Kharkiv in the Dark: A Story of Pre-Invasion Times

I unlock the gate, and the wind slams it shut. I'm already regretting leaving my flat. But I need to get something to eat. No street lights and the road is a mixture of mud, snow, ice, and slippery asphalt. I look up at my building and see a few lights on, the more intelligent people staying home. Torn cardboard boxes are flying everywhere. An empty tram races by through the mixture of snow and mud. A few people in the distance running home while holding tight to their umbrellas. Is it raining? It should be. Miserable and depressed, I imagine this is what it will look like when the Russians invade.

I had a dream the other night of walking alone down this avenue, Pavlova Akademika, at 4 AM. All around me, darkness and in the distance, I could hear hundreds of people chanting. I heard them coming closer and closer, and somehow I knew it wasn't safe for me. I looked left and right for a suitable bush or hole to crawl into and hide away. At the same time, I found myself criticizing myself. "Fight! Fight the fuckers! Don't hide! Throw everything at them!". I keep looking down the avenue to my right, hearing the chants, knowing they're coming closer.

To my left in the distance, a car flashes its headlights at me, telling me it's slowing down so I can cross. Slowing down, not stopping. A gesture that I've learned to appreciate in fucking Kharkiv, where people drive fast.
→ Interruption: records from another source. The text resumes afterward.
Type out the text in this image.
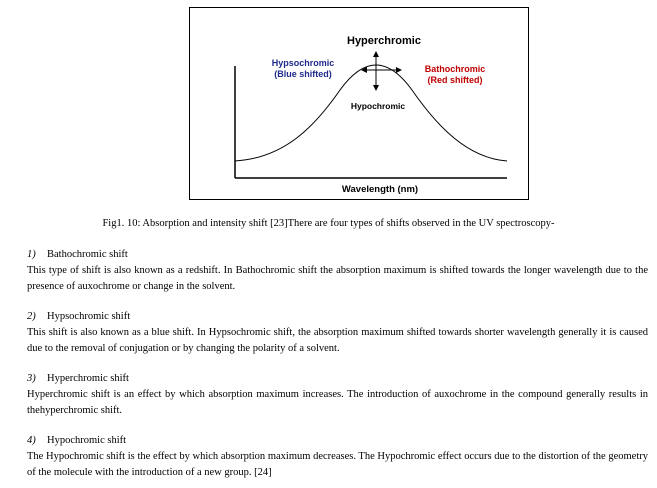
Hyperchromic
Hypsochromic
(Blue shifted)	Bathochromic
(Red shifted)
Hypochromic
Wavelength (nm)
Fig1. 10: Absorption and intensity shift [23]There are four types of shifts observed in the UV spectroscopy-
1) Bathochromic shift
This type of shift is also known as a redshift. In Bathochromic shift the absorption maximum is shifted towards the longer wavelength due to the presence of auxochrome or change in the solvent.
2) Hypsochromic shift
This shift is also known as a blue shift. In Hypsochromic shift, the absorption maximum shifted towards shorter wavelength generally it is caused due to the removal of conjugation or by changing the polarity of a solvent.
3) Hyperchromic shift
Hyperchromic shift is an effect by which absorption maximum increases. The introduction of auxochrome in the compound generally results in thehyperchromic shift.
4) Hypochromic shift
The Hypochromic shift is the effect by which absorption maximum decreases. The Hypochromic effect occurs due to the distortion of the geometry of the molecule with the introduction of a new group. [24]
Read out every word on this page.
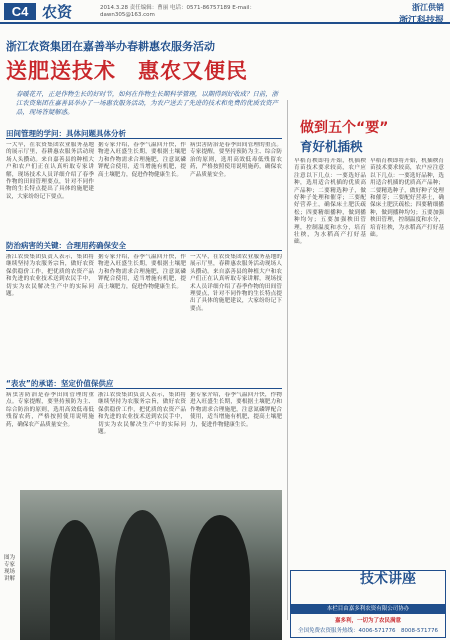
C4 农资	2014.3.28 责任编辑：曹丽 电话：0571-86757189 E-mail：dawn305@163.com
浙江供销
浙江科技报
浙江农资集团在嘉善举办春耕惠农服务活动
送肥送技术　惠农又便民
春暖花开，正是作物生长的好时节，如何在作物生长期科学管理，以期得到好收成？日前，浙江农资集团在嘉善县举办了一场惠农服务活动，为农户送去了先进的技术和免费的优质农资产品，现场答疑解惑。
田间管理的学问：具体问题具体分析
一大早，在农资集团农业服务基地的展示厅里，春耕惠农服务活动现场人头攒动。来自嘉善县的种植大户和农户们正在认真听取专家讲解，现场技术人员详细介绍了春季作物的田间管理要点，针对不同作物的生长特点提出了具体的施肥建议，大家纷纷记下要点。
据专家介绍，春季气温回升快，作物进入旺盛生长期，要根据土壤肥力和作物需求合理施肥，注意氮磷钾配合使用，适当增施有机肥，提高土壤肥力，促进作物健康生长。
病虫害防治是春季田间管理的重点。专家提醒，要坚持预防为主、综合防治的原则，选用高效低毒低残留农药，严格按照使用说明施药，确保农产品质量安全。
防治病害的关键：合理用药确保安全
浙江农资集团负责人表示，集团将继续坚持为农服务宗旨，做好农资保供稳价工作，把优质的农资产品和先进的农业技术送到农民手中，切实为农民解决生产中的实际问题。
据专家介绍，春季气温回升快，作物进入旺盛生长期，要根据土壤肥力和作物需求合理施肥，注意氮磷钾配合使用，适当增施有机肥，提高土壤肥力，促进作物健康生长。
一大早，在农资集团农业服务基地的展示厅里，春耕惠农服务活动现场人头攒动。来自嘉善县的种植大户和农户们正在认真听取专家讲解，现场技术人员详细介绍了春季作物的田间管理要点，针对不同作物的生长特点提出了具体的施肥建议，大家纷纷记下要点。
“表农”的承诺：坚定价值保供应
病虫害防治是春季田间管理的重点。专家提醒，要坚持预防为主、综合防治的原则，选用高效低毒低残留农药，严格按照使用说明施药，确保农产品质量安全。
浙江农资集团负责人表示，集团将继续坚持为农服务宗旨，做好农资保供稳价工作，把优质的农资产品和先进的农业技术送到农民手中，切实为农民解决生产中的实际问题。
据专家介绍，春季气温回升快，作物进入旺盛生长期，要根据土壤肥力和作物需求合理施肥，注意氮磷钾配合使用，适当增施有机肥，提高土壤肥力，促进作物健康生长。
图为专家现场讲解
做到五个“要”
育好机插秧
早稻育秧即将开始，机插秧育苗技术要求较高，农户应注意以下几点：一要选好品种，选用适合机插的优质高产品种；二要精选种子，做好种子处理和催芽；三要配好营养土，确保床土肥沃疏松；四要精细播种，做到播种均匀；五要加强秧田管理，控制温度和水分，培育壮秧，为水稻高产打好基础。
早稻育秧即将开始，机插秧育苗技术要求较高，农户应注意以下几点：一要选好品种，选用适合机插的优质高产品种；二要精选种子，做好种子处理和催芽；三要配好营养土，确保床土肥沃疏松；四要精细播种，做到播种均匀；五要加强秧田管理，控制温度和水分，培育壮秧，为水稻高产打好基础。
技术讲座
本栏目由嘉多利农资有限公司协办
嘉多利，一切为了农民满意
全国免费农资服务热线：4006-571776　8008-571776
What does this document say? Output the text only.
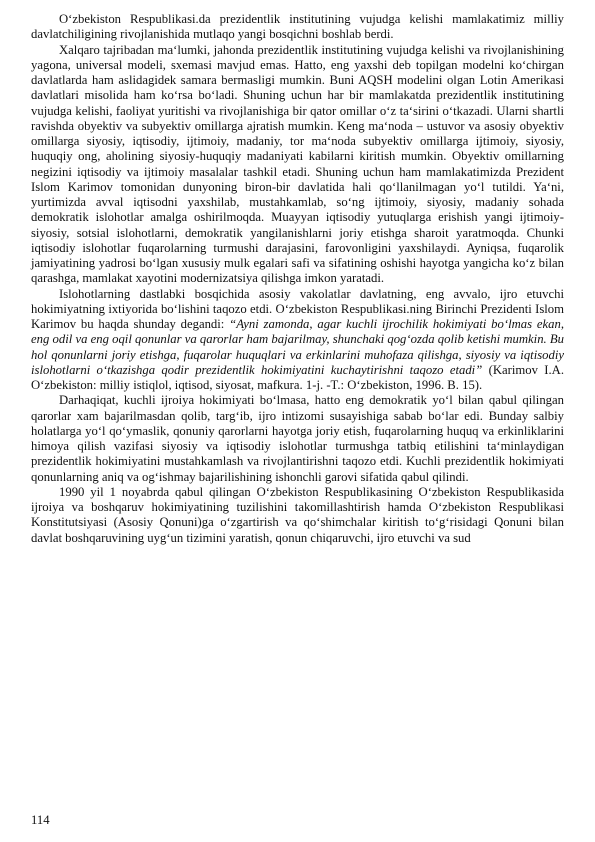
O‘zbekiston Respublikasi.da prezidentlik institutining vujudga kelishi mamlakatimiz milliy davlatchiligining rivojlanishida mutlaqo yangi bosqichni boshlab berdi.

Xalqaro tajribadan ma‘lumki, jahonda prezidentlik institutining vujudga kelishi va rivojlanishining yagona, universal modeli, sxemasi mavjud emas. Hatto, eng yaxshi deb topilgan modelni ko‘chirgan davlatlarda ham aslidagidek samara bermasligi mumkin. Buni AQSH modelini olgan Lotin Amerikasi davlatlari misolida ham ko‘rsa bo‘ladi. Shuning uchun har bir mamlakatda prezidentlik institutining vujudga kelishi, faoliyat yuritishi va rivojlanishiga bir qator omillar o‘z ta‘sirini o‘tkazadi. Ularni shartli ravishda obyektiv va subyektiv omillarga ajratish mumkin. Keng ma‘noda – ustuvor va asosiy obyektiv omillarga siyosiy, iqtisodiy, ijtimoiy, madaniy, tor ma‘noda subyektiv omillarga ijtimoiy, siyosiy, huquqiy ong, aholining siyosiy-huquqiy madaniyati kabilarni kiritish mumkin. Obyektiv omillarning negizini iqtisodiy va ijtimoiy masalalar tashkil etadi. Shuning uchun ham mamlakatimizda Prezident Islom Karimov tomonidan dunyoning biron-bir davlatida hali qo‘llanilmagan yo‘l tutildi. Ya‘ni, yurtimizda avval iqtisodni yaxshilab, mustahkamlab, so‘ng ijtimoiy, siyosiy, madaniy sohada demokratik islohotlar amalga oshirilmoqda. Muayyan iqtisodiy yutuqlarga erishish yangi ijtimoiy-siyosiy, sotsial islohotlarni, demokratik yangilanishlarni joriy etishga sharoit yaratmoqda. Chunki iqtisodiy islohotlar fuqarolarning turmushi darajasini, farovonligini yaxshilaydi. Ayniqsa, fuqarolik jamiyatining yadrosi bo‘lgan xususiy mulk egalari safi va sifatining oshishi hayotga yangicha ko‘z bilan qarashga, mamlakat xayotini modernizatsiya qilishga imkon yaratadi.

Islohotlarning dastlabki bosqichida asosiy vakolatlar davlatning, eng avvalo, ijro etuvchi hokimiyatning ixtiyorida bo‘lishini taqozo etdi. O‘zbekiston Respublikasi.ning Birinchi Prezidenti Islom Karimov bu haqda shunday degandi: “Ayni zamonda, agar kuchli ijrochilik hokimiyati bo‘lmas ekan, eng odil va eng oqil qonunlar va qarorlar ham bajarilmay, shunchaki qog‘ozda qolib ketishi mumkin. Bu hol qonunlarni joriy etishga, fuqarolar huquqlari va erkinlarini muhofaza qilishga, siyosiy va iqtisodiy islohotlarni o‘tkazishga qodir prezidentlik hokimiyatini kuchaytirishni taqozo etadi” (Karimov I.A. O‘zbekiston: milliy istiqlol, iqtisod, siyosat, mafkura. 1-j. -T.: O‘zbekiston, 1996. B. 15).

Darhaqiqat, kuchli ijroiya hokimiyati bo‘lmasa, hatto eng demokratik yo‘l bilan qabul qilingan qarorlar xam bajarilmasdan qolib, targ‘ib, ijro intizomi susayishiga sabab bo‘lar edi. Bunday salbiy holatlarga yo‘l qo‘ymaslik, qonuniy qarorlarni hayotga joriy etish, fuqarolarning huquq va erkinliklarini himoya qilish vazifasi siyosiy va iqtisodiy islohotlar turmushga tatbiq etilishini ta‘minlaydigan prezidentlik hokimiyatini mustahkamlash va rivojlantirishni taqozo etdi. Kuchli prezidentlik hokimiyati qonunlarning aniq va og‘ishmay bajarilishining ishonchli garovi sifatida qabul qilindi.

1990 yil 1 noyabrda qabul qilingan O‘zbekiston Respublikasining O‘zbekiston Respublikasida ijroiya va boshqaruv hokimiyatining tuzilishini takomillashtirish hamda O‘zbekiston Respublikasi Konstitutsiyasi (Asosiy Qonuni)ga o‘zgartirish va qo‘shimchalar kiritish to‘g‘risidagi Qonuni bilan davlat boshqaruvining uyg‘un tizimini yaratish, qonun chiqaruvchi, ijro etuvchi va sud

114
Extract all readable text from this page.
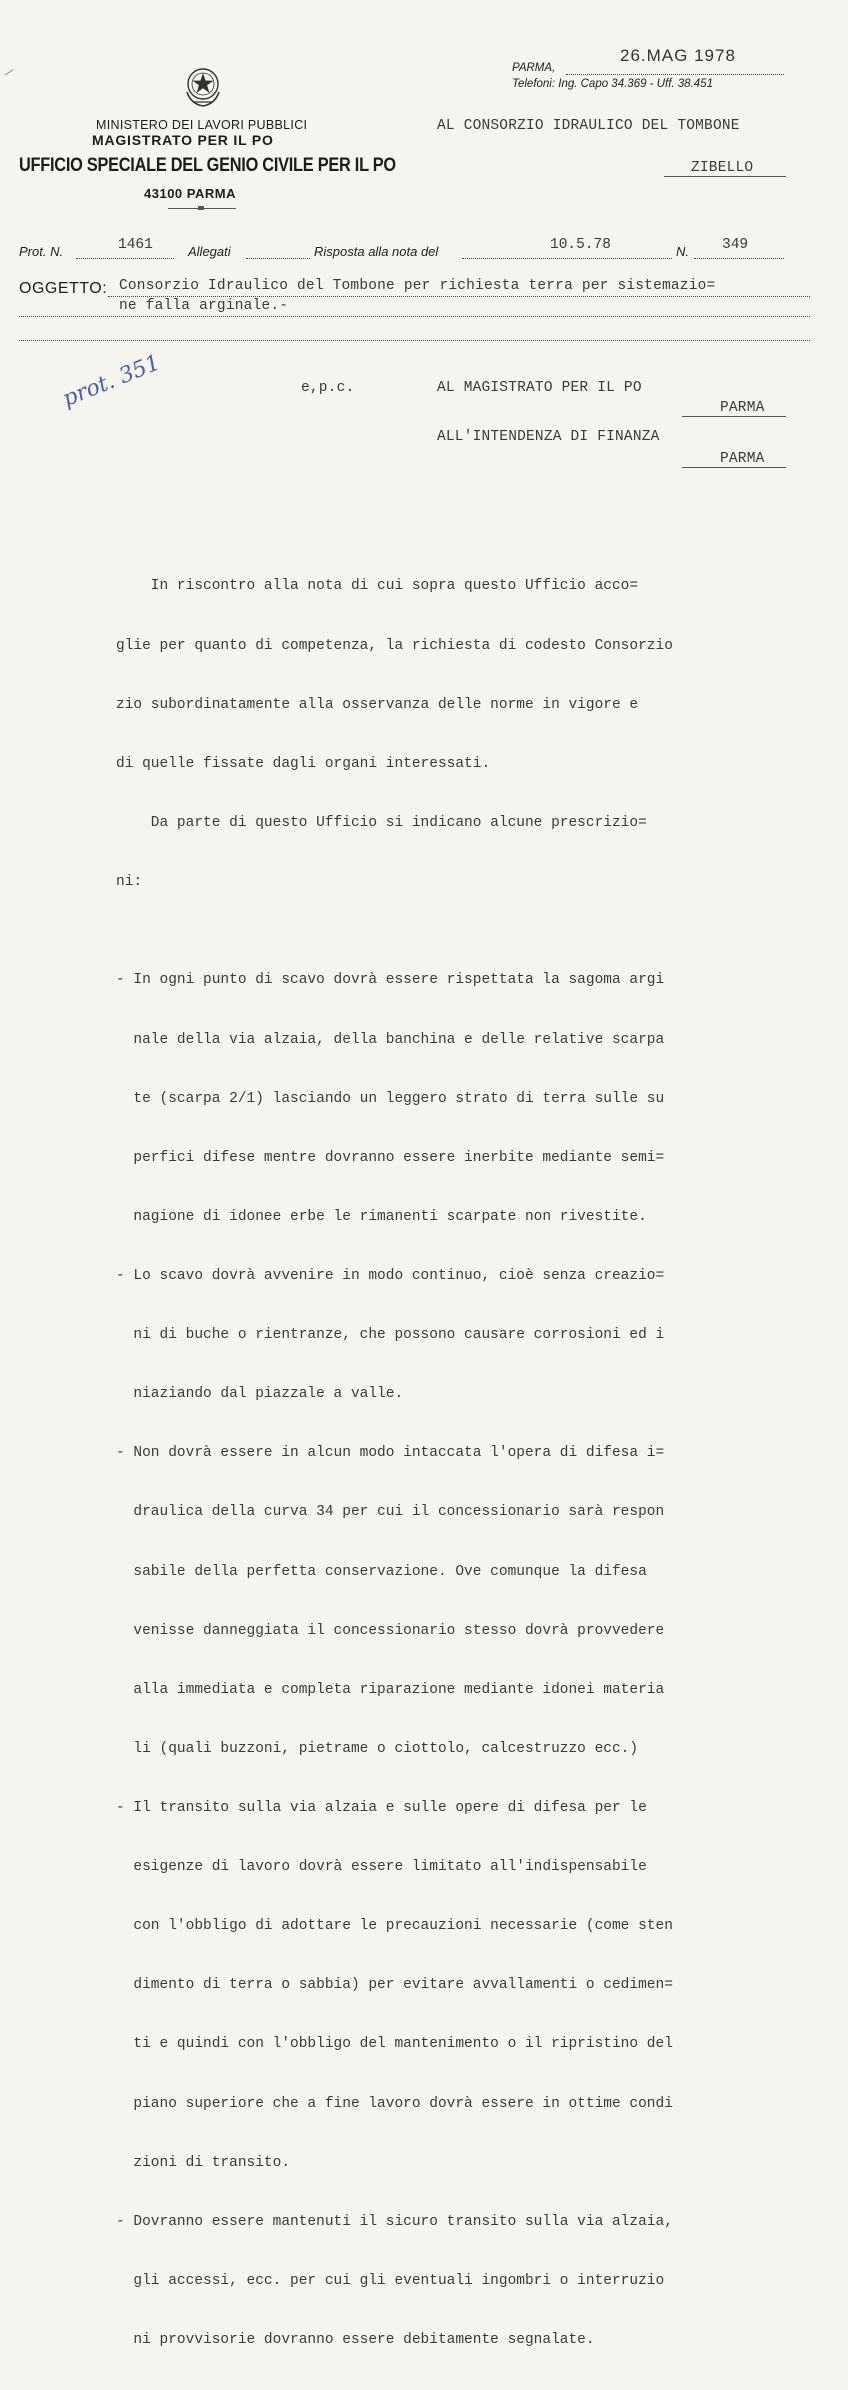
MINISTERO DEI LAVORI PUBBLICI
MAGISTRATO PER IL PO
UFFICIO SPECIALE DEL GENIO CIVILE PER IL PO
43100 PARMA
26.MAG 1978
PARMA,
Telefoni: Ing. Capo 34.369 - Uff. 38.451
AL CONSORZIO IDRAULICO DEL TOMBONE
ZIBELLO
Prot. N.	1461	Allegati	Risposta alla nota del	10.5.78	N. 349
OGGETTO: Consorzio Idraulico del Tombone per richiesta terra per sistemazio=
ne falla arginale.-
prot. 351	e,p.c.	AL MAGISTRATO PER IL PO
PARMA
ALL'INTENDENZA DI FINANZA
PARMA

In riscontro alla nota di cui sopra questo Ufficio acco=

glie per quanto di competenza, la richiesta di codesto Consorzio

zio subordinatamente alla osservanza delle norme in vigore e

di quelle fissate dagli organi interessati.

Da parte di questo Ufficio si indicano alcune prescrizio=

ni:

- In ogni punto di scavo dovrà essere rispettata la sagoma argi

nale della via alzaia, della banchina e delle relative scarpa

te (scarpa 2/1) lasciando un leggero strato di terra sulle su

perfici difese mentre dovranno essere inerbite mediante semi=

nagione di idonee erbe le rimanenti scarpate non rivestite.

- Lo scavo dovrà avvenire in modo continuo, cioè senza creazio=

ni di buche o rientranze, che possono causare corrosioni ed i

niaziando dal piazzale a valle.

- Non dovrà essere in alcun modo intaccata l'opera di difesa i=

draulica della curva 34 per cui il concessionario sarà respon

sabile della perfetta conservazione. Ove comunque la difesa

venisse danneggiata il concessionario stesso dovrà provvedere

alla immediata e completa riparazione mediante idonei materia

li (quali buzzoni, pietrame o ciottolo, calcestruzzo ecc.)

- Il transito sulla via alzaia e sulle opere di difesa per le

esigenze di lavoro dovrà essere limitato all'indispensabile

con l'obbligo di adottare le precauzioni necessarie (come sten

dimento di terra o sabbia) per evitare avvallamenti o cedimen=

ti e quindi con l'obbligo del mantenimento o il ripristino del

piano superiore che a fine lavoro dovrà essere in ottime condi

zioni di transito.

- Dovranno essere mantenuti il sicuro transito sulla via alzaia,

gli accessi, ecc. per cui gli eventuali ingombri o interruzio

ni provvisorie dovranno essere debitamente segnalate.
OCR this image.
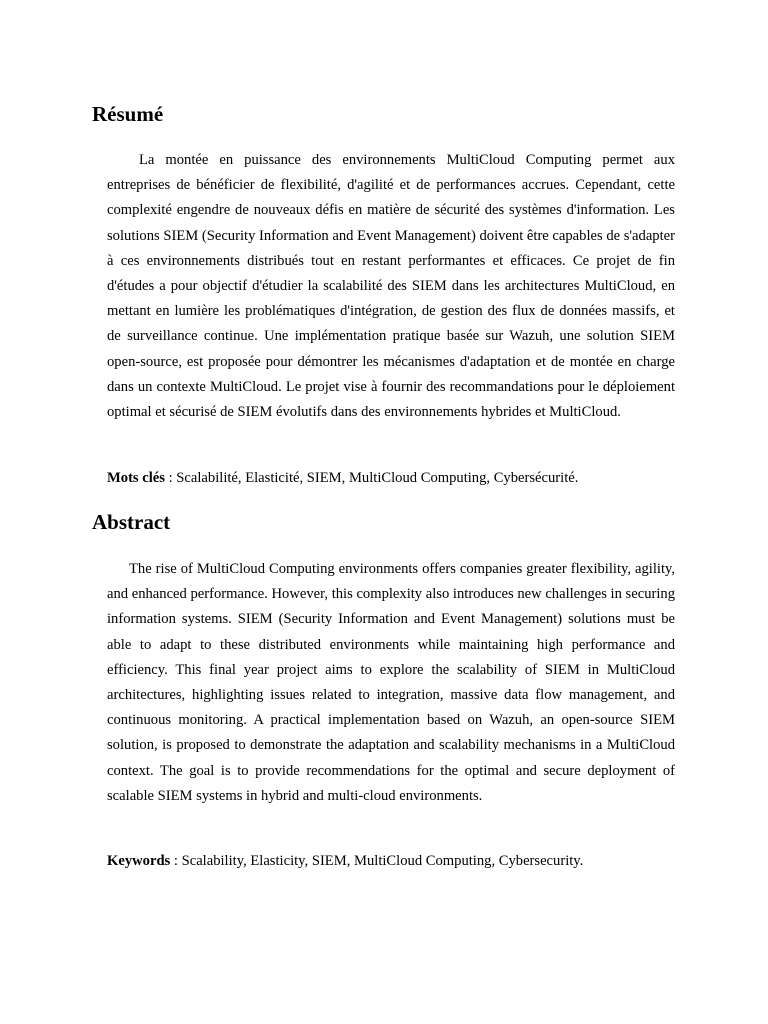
Résumé

La montée en puissance des environnements MultiCloud Computing permet aux entreprises de bénéficier de flexibilité, d'agilité et de performances accrues. Cependant, cette complexité engendre de nouveaux défis en matière de sécurité des systèmes d'information. Les solutions SIEM (Security Information and Event Management) doivent être capables de s'adapter à ces environnements distribués tout en restant performantes et efficaces. Ce projet de fin d'études a pour objectif d'étudier la scalabilité des SIEM dans les architectures MultiCloud, en mettant en lumière les problématiques d'intégration, de gestion des flux de données massifs, et de surveillance continue. Une implémentation pratique basée sur Wazuh, une solution SIEM open-source, est proposée pour démontrer les mécanismes d'adaptation et de montée en charge dans un contexte MultiCloud. Le projet vise à fournir des recommandations pour le déploiement optimal et sécurisé de SIEM évolutifs dans des environnements hybrides et MultiCloud.

Mots clés : Scalabilité, Elasticité, SIEM, MultiCloud Computing, Cybersécurité.

Abstract

The rise of MultiCloud Computing environments offers companies greater flexibility, agility, and enhanced performance. However, this complexity also introduces new challenges in securing information systems. SIEM (Security Information and Event Management) solutions must be able to adapt to these distributed environments while maintaining high performance and efficiency. This final year project aims to explore the scalability of SIEM in MultiCloud architectures, highlighting issues related to integration, massive data flow management, and continuous monitoring. A practical implementation based on Wazuh, an open-source SIEM solution, is proposed to demonstrate the adaptation and scalability mechanisms in a MultiCloud context. The goal is to provide recommendations for the optimal and secure deployment of scalable SIEM systems in hybrid and multi-cloud environments.

Keywords : Scalability, Elasticity, SIEM, MultiCloud Computing, Cybersecurity.
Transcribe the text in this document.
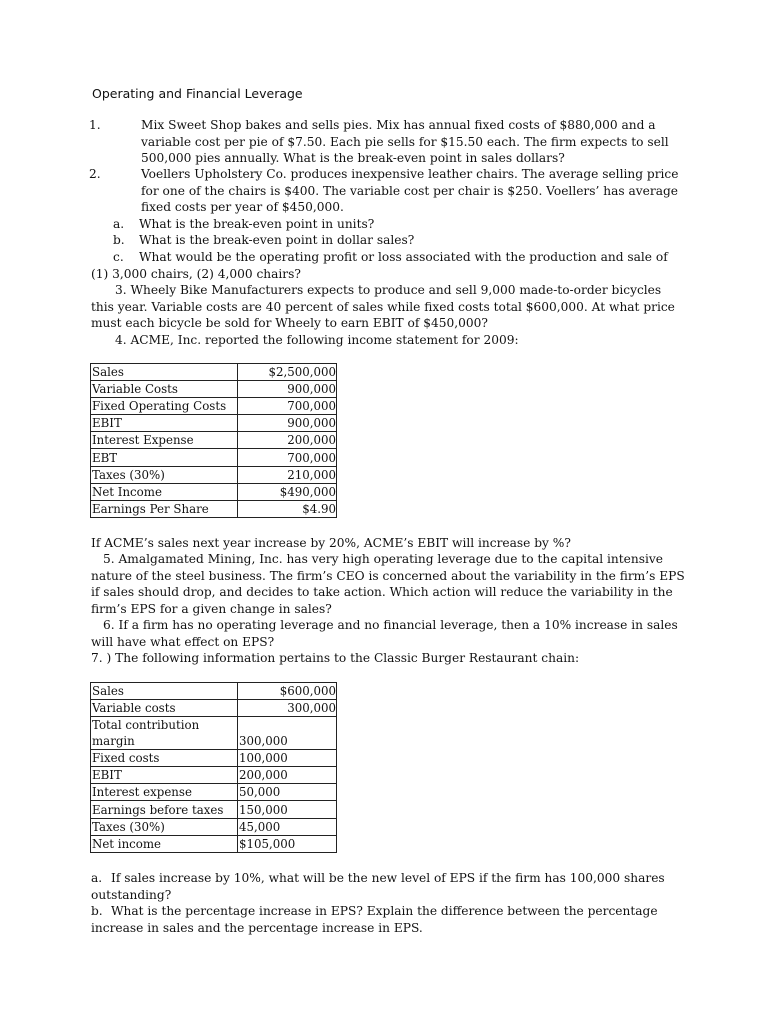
Operating and Financial Leverage
1.	Mix Sweet Shop bakes and sells pies. Mix has annual fixed costs of $880,000 and a variable cost per pie of $7.50. Each pie sells for $15.50 each. The firm expects to sell 500,000 pies annually. What is the break-even point in sales dollars?
2.	Voellers Upholstery Co. produces inexpensive leather chairs. The average selling price for one of the chairs is $400. The variable cost per chair is $250. Voellers’ has average fixed costs per year of $450,000.
a. What is the break-even point in units?
b. What is the break-even point in dollar sales?
c. What would be the operating profit or loss associated with the production and sale of (1) 3,000 chairs, (2) 4,000 chairs?
3. Wheely Bike Manufacturers expects to produce and sell 9,000 made-to-order bicycles this year. Variable costs are 40 percent of sales while fixed costs total $600,000. At what price must each bicycle be sold for Wheely to earn EBIT of $450,000?
4. ACME, Inc. reported the following income statement for 2009:
Sales	$2,500,000
Variable Costs	900,000
Fixed Operating Costs	700,000
EBIT	900,000
Interest Expense	200,000
EBT	700,000
Taxes (30%)	210,000
Net Income	$490,000
Earnings Per Share	$4.90
If ACME’s sales next year increase by 20%, ACME’s EBIT will increase by %?
5. Amalgamated Mining, Inc. has very high operating leverage due to the capital intensive nature of the steel business. The firm’s CEO is concerned about the variability in the firm’s EPS if sales should drop, and decides to take action. Which action will reduce the variability in the firm’s EPS for a given change in sales?
6. If a firm has no operating leverage and no financial leverage, then a 10% increase in sales will have what effect on EPS?
7. ) The following information pertains to the Classic Burger Restaurant chain:
Sales	$600,000
Variable costs	300,000
Total contribution
margin	300,000
Fixed costs	100,000
EBIT	200,000
Interest expense	50,000
Earnings before taxes	150,000
Taxes (30%)	45,000
Net income	$105,000
a. If sales increase by 10%, what will be the new level of EPS if the firm has 100,000 shares outstanding?
b. What is the percentage increase in EPS? Explain the difference between the percentage increase in sales and the percentage increase in EPS.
Where people buy their licenses.

I head to the supermarket by the lit-up but quiet metro station. The metro doors that swing during the day as people enter and exit are now a few glass doors to nowhere. For a moment, the homeless spending their night in the warmth of the Metro down there crosses my mind.

In the supermarket, the smell is unpleasant. There are a few people, which makes me feel less lonely in this pre-apocalyptic world. I head for the biscuit section and yogurt section and then for the juice section. I won't eat real food tonight. Instead, I'm going to snack this one out. Time to pay, and before me is a Chinese guy speaking Russian. Heavy Chinese accent, but it's Russian, and I find myself well impressed. The cashier seems unfazed. My turn, the infamous repetitive line "Paket? Kard?" and my monotonous response, "Da, Paketa, Kard." Got two of these words right, but she understands me. She scans a plastic bag and turns the credit card terminal to me. "Spasiba. Paka," and I'm out of there, back in the windy, depressing darkness. My boots are tied tight as I watch my steps on the icy asphalt. Is this how it will be when the Russians invade?

From where will they come? From where I heard the chants or the car flash its headlights at me? Or from above? Or from everywhere? North, East, South, and above? What will be of all this? The buildings, the streets, the empty tram, the Russian-speaking Chinese man? The grumpy cashier, babushka? What would she think of my dream? Would I share it with her if I knew her language? What about the lights? Will they still burn at night? Will the slippery ice still matter? Will it keep on melting, or will the seasons stop being? Will it stay winter? The Russian tanks can come from the East as long as it's winter. Will they come from the East? But the North is closer! I stand there looking around me, feeling like I'm all there is now. Me and fucking Kharkiv. At this moment, I am fucking Kharkiv.

A woman's laughter in the distance by my company's building. A man holding her tight, kissing her neck. I walk up to the entrance and stare at the guard, who stares back at me but isn't threatened. What is he thinking? Does he know what I'm thinking? 'Fucking Kharkiv'? 'Fucking Russia'? 'Who's the weirdo?' 'Why do I get all the weirdos?' I smirk at the idea that I've never entered this building. That they don't even know that I'm here. That they think I'm in Israel, working from my living room. But I'm here, right here, and the Russians will invade. And only I know that when it happens, I don't plan to leave.